Numa recente falha, a Sala I da Câmara de Casación retirou a acusação a oito ex. polícias federais por crimes de lesa humanidade cometidos entre 1976 e 1977, com o argumento de que poderiam não saber que integravam uma estrutura empenhada em repressão ilegal.

Neste julgamento ficou provado o uso de aviões Skywan nos voos da morte, e que em 14 de Dezembro de 1977 se realizou el voo do qual foram lançadas ao mar, estando vivas e drogadas, as freiras francesas Alice Domon e Leonie Duquet, e as fundadoras de Madres de Plaza de Mayo, Azucena Villaflor, Esther Ballestrino de Careaga e Mary Ponce de Bianco.

Durante o governo do ex. presidente Néstor Kirchner (2003-2007) a ESMA foi recuperada para os organismos de direitos humanos transformou-se num lugar de Memoria, além de serem preservados vários dos seus locais, especialmente o que foi o Casino de Oficiais, onde funcionou a mais terrível estrutura desse centro onde dezenas de detidos morreram torturados. 

Também o caso de Dajmar Hagelin, uma jovem sueca que ia visitar uma amiga que pertencia a uma organização política revolucionaria, que foi assassinada por Astiz e cujo corpo foi feito desaparecer. Ninguém esquece que foi Astiz quem se infiltrou entre as Mães, quando em 1977 davam os primeiros passos na luta por seus filhos, e as entregou beijando-as uma a uma na igreja de Santa Cruz, de onde as levaram para lhes dar desaparecimento.

Este foi um dia muito complicado, dado que além do mais o governo aumentou as pressões sobre o juiz que investiga o assassínio do jovem mapuche Rafael Nahuel, em Río Negro, e criticou a sua forma de dialogar com a comunidade indígena.

O que transpirou da intervenção de Macri é muito grave, porque disse além disso que os prefeitos não deveriam ter tentado comunicar para pedir autorização antes de abrir fogo com balas de chumbo: deveriam tê-lo feito sem consultar. Até agora existia tanta suspeita em relação às forças de segurança como em relação aos delinquentes. Necessitamos de eliminar esse traço cultural, assegurou o presidente.
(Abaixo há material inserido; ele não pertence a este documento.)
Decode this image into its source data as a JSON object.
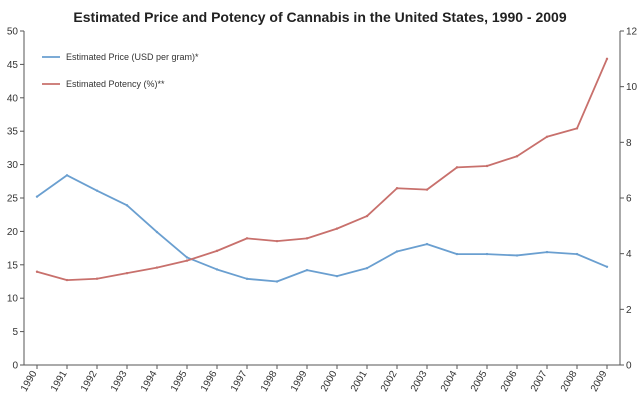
{
  "chart_data": {
    "type": "line",
    "title": "Estimated Price and Potency of Cannabis in the United States, 1990 - 2009",
    "x": [
      "1990",
      "1991",
      "1992",
      "1993",
      "1994",
      "1995",
      "1996",
      "1997",
      "1998",
      "1999",
      "2000",
      "2001",
      "2002",
      "2003",
      "2004",
      "2005",
      "2006",
      "2007",
      "2008",
      "2009"
    ],
    "y_left": {
      "ylim": [
        0,
        50
      ],
      "ticks": [
        "0",
        "5",
        "10",
        "15",
        "20",
        "25",
        "30",
        "35",
        "40",
        "45",
        "50"
      ]
    },
    "y_right": {
      "ylim": [
        0,
        12
      ],
      "ticks": [
        "0",
        "2",
        "4",
        "6",
        "8",
        "10",
        "12"
      ]
    },
    "series": [
      {
        "name": "Estimated Price (USD per gram)*",
        "axis": "left",
        "color": "#6a9fd0",
        "values": [
          25.2,
          28.4,
          26.1,
          23.9,
          19.9,
          16.1,
          14.3,
          12.9,
          12.5,
          14.2,
          13.3,
          14.5,
          17.0,
          18.1,
          16.6,
          16.6,
          16.4,
          16.9,
          16.6,
          14.7
        ]
      },
      {
        "name": "Estimated Potency (%)**",
        "axis": "right",
        "color": "#c8706c",
        "values": [
          3.35,
          3.05,
          3.1,
          3.3,
          3.5,
          3.75,
          4.1,
          4.55,
          4.45,
          4.55,
          4.9,
          5.35,
          6.35,
          6.3,
          7.1,
          7.15,
          7.5,
          8.2,
          8.5,
          11.0
        ]
      }
    ],
    "grid": false,
    "legend": "top-left"
  }
}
Reclamou: há que regressar à época em que dar a voz de alto significava que se entregar. Mais grave ainda foi ficar-se a saber que o Ministério de Segurança emitiu uma resolução que permite às forças federais ignorar as ordens dos juízes quando considerem que não são legais. Para os organismos de direitos humanos isto constitui uma forma de retorno ao terrorismo de Estado.

Com uma multitudinária marcha que congregou umas 300 mil pessoas frente ao Congresso Nacional as principais centrais sindicais rejeitaram a reforma laboral, orçamental e tributaria que o governo de Macri impulsiona, e propuseram ampliar a unidade para lutar contra o forte ajustamento que o governo tenta e a nova vaga de despedimentos que anuncia.

Na manhã desta quarta-feira prestou juramento como senadora, com outros 23, a ex. presidente Cristina Fernández de Kirchner, ao mesmo tempo que continua a busca desesperada do submarino ARA San Juan, e o porta-voz da Armada, Enrique Balbi, negou que tenha sido hoje localizado, como asseguraram alguns meios de comunicação.